I’m looking for some clarification on terms used by the default dashboard.
If I click an event, I have options to “Silence Client”, “Silence Check”, “Resolve”
Say it’s a keepalive error, but I expect the client to come back. Should I silence the client, silence, the check, resolve the error, or delete the client?
What about an external check, say a service ping from a sensu-client on a different machine. Do I mark the event as “resolved?” If the service comes back, and fails again, will I get another event? Clearly in this case it’s wrong to silence the client. If I silence the check, how long does it stay silenced?
It's up to you and how you like your handlers and your workflow.

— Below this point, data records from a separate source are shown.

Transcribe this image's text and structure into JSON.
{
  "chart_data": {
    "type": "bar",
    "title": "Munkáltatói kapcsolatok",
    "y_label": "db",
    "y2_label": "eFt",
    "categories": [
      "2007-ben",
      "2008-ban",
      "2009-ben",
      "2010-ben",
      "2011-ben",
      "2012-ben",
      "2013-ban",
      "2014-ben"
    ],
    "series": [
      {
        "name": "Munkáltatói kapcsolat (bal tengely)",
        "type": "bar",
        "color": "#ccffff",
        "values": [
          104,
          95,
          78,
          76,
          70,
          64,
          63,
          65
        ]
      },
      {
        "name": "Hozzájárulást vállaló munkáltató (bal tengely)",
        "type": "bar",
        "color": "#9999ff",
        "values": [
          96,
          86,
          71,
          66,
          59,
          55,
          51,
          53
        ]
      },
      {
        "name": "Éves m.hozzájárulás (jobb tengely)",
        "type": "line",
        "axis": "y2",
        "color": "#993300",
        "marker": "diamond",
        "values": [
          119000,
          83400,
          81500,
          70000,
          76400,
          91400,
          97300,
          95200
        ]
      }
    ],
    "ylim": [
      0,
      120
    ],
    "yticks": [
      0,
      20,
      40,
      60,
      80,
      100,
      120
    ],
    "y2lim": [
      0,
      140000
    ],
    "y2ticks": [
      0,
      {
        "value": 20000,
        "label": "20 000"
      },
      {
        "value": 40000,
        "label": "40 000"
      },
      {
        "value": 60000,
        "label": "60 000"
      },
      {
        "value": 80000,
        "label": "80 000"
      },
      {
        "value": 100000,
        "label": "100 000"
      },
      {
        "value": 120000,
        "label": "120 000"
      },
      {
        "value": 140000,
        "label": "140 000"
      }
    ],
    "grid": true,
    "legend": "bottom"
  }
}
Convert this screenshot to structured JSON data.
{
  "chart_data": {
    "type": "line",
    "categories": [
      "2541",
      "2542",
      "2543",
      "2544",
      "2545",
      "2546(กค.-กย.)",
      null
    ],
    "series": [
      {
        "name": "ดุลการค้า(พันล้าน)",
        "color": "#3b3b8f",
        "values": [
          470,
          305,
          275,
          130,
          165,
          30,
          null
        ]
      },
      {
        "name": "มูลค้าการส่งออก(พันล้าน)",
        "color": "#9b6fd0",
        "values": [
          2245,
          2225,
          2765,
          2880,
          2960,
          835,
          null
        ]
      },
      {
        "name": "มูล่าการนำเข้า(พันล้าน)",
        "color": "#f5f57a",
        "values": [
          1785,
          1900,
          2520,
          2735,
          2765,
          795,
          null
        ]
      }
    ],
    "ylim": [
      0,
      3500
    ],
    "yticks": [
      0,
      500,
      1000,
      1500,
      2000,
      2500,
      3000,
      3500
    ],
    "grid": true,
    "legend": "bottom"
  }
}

On host keepalives, I recommend to my team to make a ticket (working
on the Jira handler now), and remove the client.
When the client comes back, it will re-register. If it doesn't come
back, then your dashboard isn't cluttered.
(one downside to this approach is that it "resolves" any failed checks
a the time, which may or may not be desirable, especially in a
multi-tenant environment)
On external checks, If you mark it as resolved, it will come back, and
make a new event.
I wouldn't say it is *wrong* to silence it. It depends on the situation.
If you do silence it via the dashboard, it is the equivalent to to
"disable notifications" in nagios. It stays there forever (as stays
persistent as a "stash" in redis)
There is a PR to expose stash expiring in the dashboard:
(IMHO) I think using an alert service (flapjack, pagerduty, etc) is
the way to go. Sliences and stashes feel like a "low level" type of
operation, they aren't really meant the normal type alert work flow
that I'm used to. (alert/ack/resolve), but to me, that is what an
alert service is for. Sensu is an event router.
···
On Tue, May 27, 2014 at 12:49 PM, Mojo <mojo.la@gmail.com> wrote:
I'm looking for some clarification on terms used by the default dashboard.
If I click an event, I have options to "Silence Client", "Silence Check",
"Resolve"
Say it's a keepalive error, but I expect the client to come back. Should I
silence the client, silence, the check, resolve the error, or delete the
client?
What about an external check, say a service ping from a sensu-client on a
different machine. Do I mark the event as "resolved?" If the service comes
back, and fails again, will I get another event? Clearly in this case it's
wrong to silence the client. If I silence the check, how long does it stay
silenced?